Nobar Persija Vs Persib Di Karawang Boleh, Polisi Tegaskan Larangan Konvoi Dan Barang Berbahaya

Menjelang laga Persija Jakarta kontra Persib Bandung atau Derbi Indonesia, Polres Karawang mengambil posisi yang cukup tegas: nobar tetap boleh digelar, tetapi euforia tidak boleh meluber menjadi gangguan keamanan. Sikap itu sekaligus menegaskan bahwa dukungan suporter harus tetap berada dalam batas tertib, baik di lokasi acara maupun setelah pertandingan selesai.

Kapolres Karawang, Ajun Komisaris Besar Fiki N. Ardiansyah, memastikan bahwa nobar tidak dilarang di wilayah hukumnya. Namun, izin tersebut datang bersama syarat penting, yaitu seluruh suporter wajib menjaga keamanan dan ketertiban masyarakat selama acara berlangsung.

Larangan ketat di lokasi nobar

Untuk mencegah potensi kericuhan, kepolisian menetapkan sejumlah larangan yang harus dipatuhi penyelenggara maupun penonton. Barang yang berisiko memicu bahaya tidak boleh dibawa ke area nobar, termasuk flare, smoke bomb, petasan, dan senjata tajam.

Polres Karawang juga melarang konsumsi minuman keras di lokasi acara. Selain itu, suporter diminta menjaga sikap di ruang digital agar tidak menyebarkan ujaran kebencian atau provokasi yang bisa memanaskan suasana.

Langkah pengawasan itu muncul karena pertandingan besar kerap memicu reaksi berlebihan dari sebagian pendukung.
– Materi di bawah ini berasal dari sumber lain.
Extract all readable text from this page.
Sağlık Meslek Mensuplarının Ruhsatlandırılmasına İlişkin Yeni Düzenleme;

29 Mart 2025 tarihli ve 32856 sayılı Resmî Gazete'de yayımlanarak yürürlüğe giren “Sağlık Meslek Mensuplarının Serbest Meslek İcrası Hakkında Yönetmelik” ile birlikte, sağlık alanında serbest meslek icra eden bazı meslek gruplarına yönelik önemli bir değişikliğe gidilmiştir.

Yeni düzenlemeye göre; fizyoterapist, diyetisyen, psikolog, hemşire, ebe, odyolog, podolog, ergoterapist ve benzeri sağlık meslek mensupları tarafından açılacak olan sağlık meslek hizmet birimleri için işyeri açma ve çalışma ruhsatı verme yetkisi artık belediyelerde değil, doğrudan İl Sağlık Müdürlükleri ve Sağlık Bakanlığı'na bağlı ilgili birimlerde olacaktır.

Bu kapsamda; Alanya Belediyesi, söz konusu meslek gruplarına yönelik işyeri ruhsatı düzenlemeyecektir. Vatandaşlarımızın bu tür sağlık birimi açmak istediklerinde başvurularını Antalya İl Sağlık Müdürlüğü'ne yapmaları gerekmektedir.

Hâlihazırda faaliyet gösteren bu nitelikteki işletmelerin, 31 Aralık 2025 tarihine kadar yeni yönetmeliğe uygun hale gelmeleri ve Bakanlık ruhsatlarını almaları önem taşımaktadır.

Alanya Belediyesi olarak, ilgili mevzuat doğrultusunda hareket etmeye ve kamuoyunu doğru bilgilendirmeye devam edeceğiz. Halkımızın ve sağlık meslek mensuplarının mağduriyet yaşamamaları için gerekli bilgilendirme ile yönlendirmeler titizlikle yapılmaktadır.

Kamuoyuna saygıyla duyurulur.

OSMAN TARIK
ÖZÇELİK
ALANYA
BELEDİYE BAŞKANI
Karena itu, kepolisian ingin memastikan dukungan kepada tim kesayangan tetap berjalan aman tanpa mengganggu ketertiban umum.
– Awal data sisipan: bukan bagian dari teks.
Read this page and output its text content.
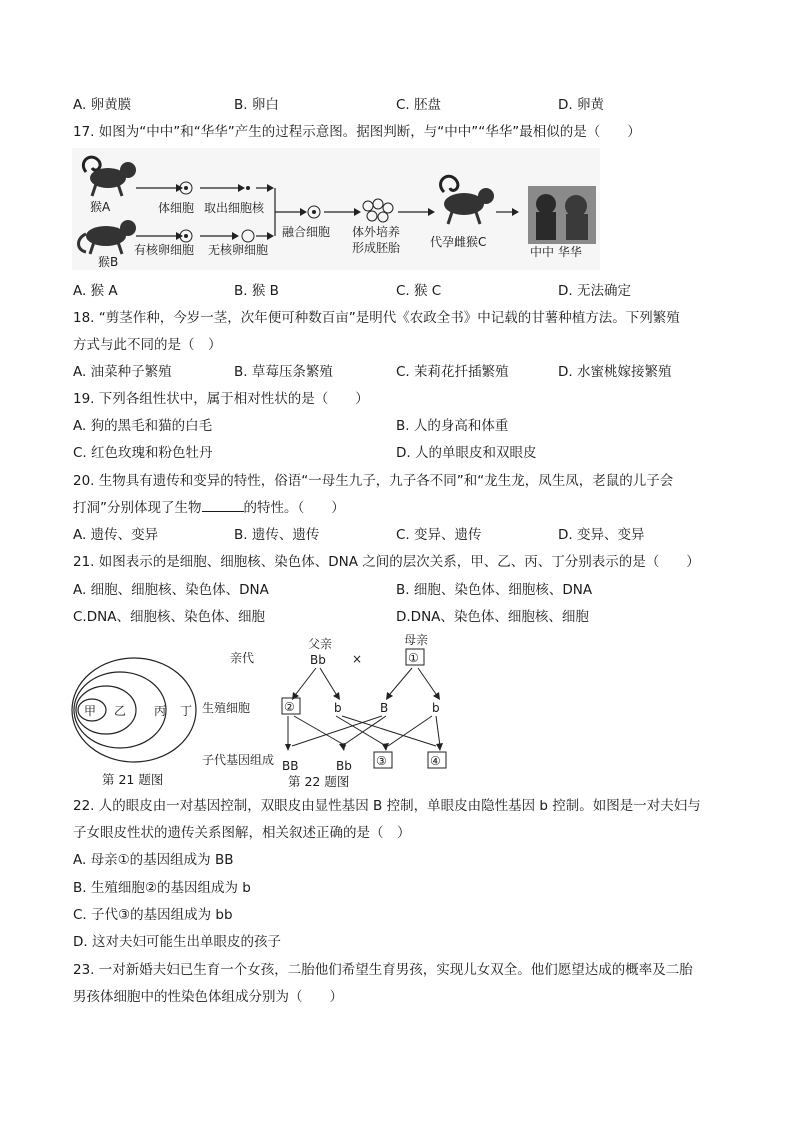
A. 卵黄膜	B. 卵白	C. 胚盘	D. 卵黄
17. 如图为“中中”和“华华”产生的过程示意图。据图判断，与“中中”“华华”最相似的是（　　）
猴A
猴B
体细胞 取出细胞核
有核卵细胞 无核卵细胞
融合细胞 体外培养
形成胚胎 代孕雌猴C
中中 华华
A. 猴 A	B. 猴 B	C. 猴 C	D. 无法确定
18. “剪茎作种，今岁一茎，次年便可种数百亩”是明代《农政全书》中记载的甘薯种植方法。下列繁殖
方式与此不同的是（　）
A. 油菜种子繁殖	B. 草莓压条繁殖	C. 茉莉花扦插繁殖	D. 水蜜桃嫁接繁殖
19. 下列各组性状中，属于相对性状的是（　　）
A. 狗的黑毛和猫的白毛	B. 人的身高和体重
C. 红色玫瑰和粉色牡丹	D. 人的单眼皮和双眼皮
20. 生物具有遗传和变异的特性，俗语“一母生九子，九子各不同”和“龙生龙，凤生凤，老鼠的儿子会
打洞”分别体现了生物	的特性。（　　）
A. 遗传、变异	B. 遗传、遗传	C. 变异、遗传	D. 变异、变异
21. 如图表示的是细胞、细胞核、染色体、DNA 之间的层次关系，甲、乙、丙、丁分别表示的是（　　）
A. 细胞、细胞核、染色体、DNA	B. 细胞、染色体、细胞核、DNA
C.DNA、细胞核、染色体、细胞	D.DNA、染色体、细胞核、细胞
甲 乙 丙 丁
第 21 题图
亲代
父亲
Bb ×
母亲
①
生殖细胞	②	b	B	b
子代基因组成 BB	Bb ③	④
第 22 题图
22. 人的眼皮由一对基因控制，双眼皮由显性基因 B 控制，单眼皮由隐性基因 b 控制。如图是一对夫妇与
子女眼皮性状的遗传关系图解，相关叙述正确的是（　）
A. 母亲①的基因组成为 BB
B. 生殖细胞②的基因组成为 b
C. 子代③的基因组成为 bb
D. 这对夫妇可能生出单眼皮的孩子
23. 一对新婚夫妇已生育一个女孩，二胎他们希望生育男孩，实现儿女双全。他们愿望达成的概率及二胎
男孩体细胞中的性染色体组成分别为（　　）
Konvoi usai laga tak diperbolehkan

Setelah laga berakhir, kepolisian menegaskan tidak boleh ada konvoi atau aksi turun ke jalan yang mengganggu arus lalu lintas. Larangan ini berlaku baik saat kemenangan dirayakan maupun ketika hasil pertandingan tidak sesuai harapan.
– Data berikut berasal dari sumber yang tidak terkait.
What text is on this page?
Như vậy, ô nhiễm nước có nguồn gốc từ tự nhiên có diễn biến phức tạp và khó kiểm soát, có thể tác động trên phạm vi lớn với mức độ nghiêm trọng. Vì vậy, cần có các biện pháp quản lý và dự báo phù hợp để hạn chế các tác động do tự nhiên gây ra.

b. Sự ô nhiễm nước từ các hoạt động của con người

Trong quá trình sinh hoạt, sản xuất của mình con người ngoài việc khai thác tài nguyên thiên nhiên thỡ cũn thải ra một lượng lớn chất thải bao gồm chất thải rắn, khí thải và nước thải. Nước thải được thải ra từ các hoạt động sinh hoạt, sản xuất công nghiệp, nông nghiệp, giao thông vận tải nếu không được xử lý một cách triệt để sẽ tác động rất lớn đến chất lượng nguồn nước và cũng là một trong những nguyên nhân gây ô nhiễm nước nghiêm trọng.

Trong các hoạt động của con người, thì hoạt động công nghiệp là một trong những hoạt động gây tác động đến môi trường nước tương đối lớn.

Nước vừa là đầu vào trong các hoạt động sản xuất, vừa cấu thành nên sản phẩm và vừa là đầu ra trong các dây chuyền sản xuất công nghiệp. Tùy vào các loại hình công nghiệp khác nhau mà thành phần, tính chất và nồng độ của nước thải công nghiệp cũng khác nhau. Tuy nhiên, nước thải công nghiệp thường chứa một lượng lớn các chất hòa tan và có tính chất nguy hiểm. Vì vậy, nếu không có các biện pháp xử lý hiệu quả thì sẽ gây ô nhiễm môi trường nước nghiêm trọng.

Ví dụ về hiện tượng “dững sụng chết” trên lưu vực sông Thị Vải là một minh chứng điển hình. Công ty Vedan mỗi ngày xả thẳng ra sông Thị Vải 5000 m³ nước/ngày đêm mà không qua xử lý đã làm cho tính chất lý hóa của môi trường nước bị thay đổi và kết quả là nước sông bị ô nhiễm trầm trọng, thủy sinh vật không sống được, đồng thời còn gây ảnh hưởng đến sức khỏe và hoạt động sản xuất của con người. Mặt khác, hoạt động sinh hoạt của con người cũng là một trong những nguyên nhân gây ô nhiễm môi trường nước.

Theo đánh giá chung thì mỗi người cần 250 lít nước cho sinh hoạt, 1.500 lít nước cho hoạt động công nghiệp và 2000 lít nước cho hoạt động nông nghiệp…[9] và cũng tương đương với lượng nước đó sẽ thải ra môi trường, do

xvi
Fiki mengingatkan bahwa rivalitas suporter tidak seharusnya dibawa melampaui 90 menit pertandingan. Menurut dia, apa pun hasilnya, suasana di Karawang harus kembali kondusif setelah laga selesai.

Peringatan soal konvoi juga ditujukan untuk mencegah perayaan spontan yang berujung pada gangguan di ruang publik. Polres Karawang ingin memastikan momen sepak bola tidak berubah menjadi tindakan yang merugikan warga lain.

Personel disiagakan di titik rawan

Sebagai langkah antisipasi, Polres Karawang akan menempatkan personel di sejumlah titik keramaian dan lokasi yang dinilai rawan. Kehadiran aparat dimaksudkan untuk mencegah gesekan dan menekan kemungkinan munculnya tindakan anarkis.

Polisi juga menyatakan siap menindak tegas siapa pun yang melanggar hukum atau mengganggu ketertiban umum selama maupun setelah pertandingan. Hingga informasi itu disampaikan, titik nobar resmi di Karawang masih dalam proses validasi agar standar keamanan benar-benar terpenuhi.

Dengan izin yang sudah diberikan, perhatian kini tertuju pada disiplin suporter dalam menjaga suasana tetap aman. Polres Karawang berharap dukungan terhadap Persija maupun Persib bisa tetap meriah tanpa mengorbankan keamanan warga dan kelancaran aktivitas masyarakat.